Construction of P,N-codoped carbon shell coated CoP nanoneedle array with enhanced OER performance for overall water splitting

Abstract

Water electrolysis to generate hydrogen (H2) and oxygen (O2) was a sustainable alternative for clean energy in the future but remained challenging. Herein, we fabricated a nanoneedle-like CoP core coated by a P,N-codoped carbon shell (CoP@PNC@NF). The hierarchical structure, unique nanoneedle-like morphology, CoP core, and P,N-codoped carbon shell were responsible for the high electrocatalytic activity.

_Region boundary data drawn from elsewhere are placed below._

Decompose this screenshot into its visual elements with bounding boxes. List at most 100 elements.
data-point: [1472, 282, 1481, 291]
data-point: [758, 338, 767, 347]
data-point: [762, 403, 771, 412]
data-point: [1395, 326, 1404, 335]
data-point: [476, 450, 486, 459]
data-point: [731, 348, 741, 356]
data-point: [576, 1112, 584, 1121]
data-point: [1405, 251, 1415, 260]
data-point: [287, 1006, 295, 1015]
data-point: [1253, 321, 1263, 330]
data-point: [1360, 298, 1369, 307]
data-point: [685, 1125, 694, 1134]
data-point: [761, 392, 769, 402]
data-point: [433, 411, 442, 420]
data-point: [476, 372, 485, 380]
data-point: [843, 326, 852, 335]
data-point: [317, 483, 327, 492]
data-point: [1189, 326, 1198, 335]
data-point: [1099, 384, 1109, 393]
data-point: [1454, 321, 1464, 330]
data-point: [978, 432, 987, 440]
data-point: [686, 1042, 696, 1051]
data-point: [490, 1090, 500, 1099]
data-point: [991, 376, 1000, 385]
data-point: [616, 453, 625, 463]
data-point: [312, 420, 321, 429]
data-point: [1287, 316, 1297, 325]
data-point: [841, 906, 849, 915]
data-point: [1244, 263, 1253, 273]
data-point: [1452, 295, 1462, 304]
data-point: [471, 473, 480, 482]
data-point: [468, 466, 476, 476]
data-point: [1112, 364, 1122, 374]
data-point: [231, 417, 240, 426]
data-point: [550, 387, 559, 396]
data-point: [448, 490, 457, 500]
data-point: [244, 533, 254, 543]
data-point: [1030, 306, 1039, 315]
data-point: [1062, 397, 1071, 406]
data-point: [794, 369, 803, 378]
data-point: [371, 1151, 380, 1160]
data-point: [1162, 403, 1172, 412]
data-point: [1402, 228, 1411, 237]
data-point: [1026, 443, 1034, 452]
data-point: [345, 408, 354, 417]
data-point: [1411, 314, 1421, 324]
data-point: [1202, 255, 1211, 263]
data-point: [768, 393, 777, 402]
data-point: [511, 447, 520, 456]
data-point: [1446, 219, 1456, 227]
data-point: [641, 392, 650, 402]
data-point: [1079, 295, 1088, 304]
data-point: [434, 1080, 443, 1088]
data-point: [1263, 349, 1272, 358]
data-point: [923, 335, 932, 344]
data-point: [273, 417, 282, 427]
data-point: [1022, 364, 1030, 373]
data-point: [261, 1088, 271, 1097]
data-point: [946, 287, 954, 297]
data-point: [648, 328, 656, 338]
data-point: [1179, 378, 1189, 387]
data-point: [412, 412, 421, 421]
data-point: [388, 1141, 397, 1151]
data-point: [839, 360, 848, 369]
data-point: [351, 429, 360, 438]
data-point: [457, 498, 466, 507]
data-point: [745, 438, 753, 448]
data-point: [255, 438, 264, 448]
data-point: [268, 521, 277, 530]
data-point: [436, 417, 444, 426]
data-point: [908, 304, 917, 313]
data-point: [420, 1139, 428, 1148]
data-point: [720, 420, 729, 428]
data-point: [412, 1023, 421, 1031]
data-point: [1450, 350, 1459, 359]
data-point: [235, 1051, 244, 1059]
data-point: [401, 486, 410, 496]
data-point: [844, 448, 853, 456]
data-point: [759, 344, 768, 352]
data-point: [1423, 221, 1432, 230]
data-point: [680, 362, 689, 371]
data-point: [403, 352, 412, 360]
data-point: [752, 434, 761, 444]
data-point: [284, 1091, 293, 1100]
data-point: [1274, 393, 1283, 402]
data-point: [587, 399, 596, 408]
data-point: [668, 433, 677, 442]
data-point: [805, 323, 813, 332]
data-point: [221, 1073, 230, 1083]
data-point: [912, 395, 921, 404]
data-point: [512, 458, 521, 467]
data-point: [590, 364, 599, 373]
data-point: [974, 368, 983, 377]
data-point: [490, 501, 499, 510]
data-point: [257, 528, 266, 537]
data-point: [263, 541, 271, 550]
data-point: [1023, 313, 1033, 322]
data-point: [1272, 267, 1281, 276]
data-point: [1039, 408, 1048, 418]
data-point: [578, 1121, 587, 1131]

Electrocatalytic tests demonstrated that CoP@PNC@NF displayed low overpotentials of 137.6 and 148.4 mV, as well as Tafel slopes of 59.89 and 56.40 mV dec−1 for hydrogen evolution reaction (HER) and oxygen evolution reaction (OER), respectively, at 10 mA cm−2 in 1.0 M KOH. The bifunctional electrocatalyst CoP@PNC@NF also exhibited a low cell voltage of 1.458 V to yield 10 mA cm−2 in the two-electrode system and could maintain the activity for 50 h. The Faradaic efficiencies of CoP@PNC@NF for both HER and OER were nearly 100%. The result outperformed the precious-metal-based electrocatalyst apparatus (RuO2||Pt/C) and other carbon-coated transition-metal phosphides (TMPs). This work paved the way for the rational design of carbon shell-coated TMPs with low energy barriers for converting and storing electrochemical energy.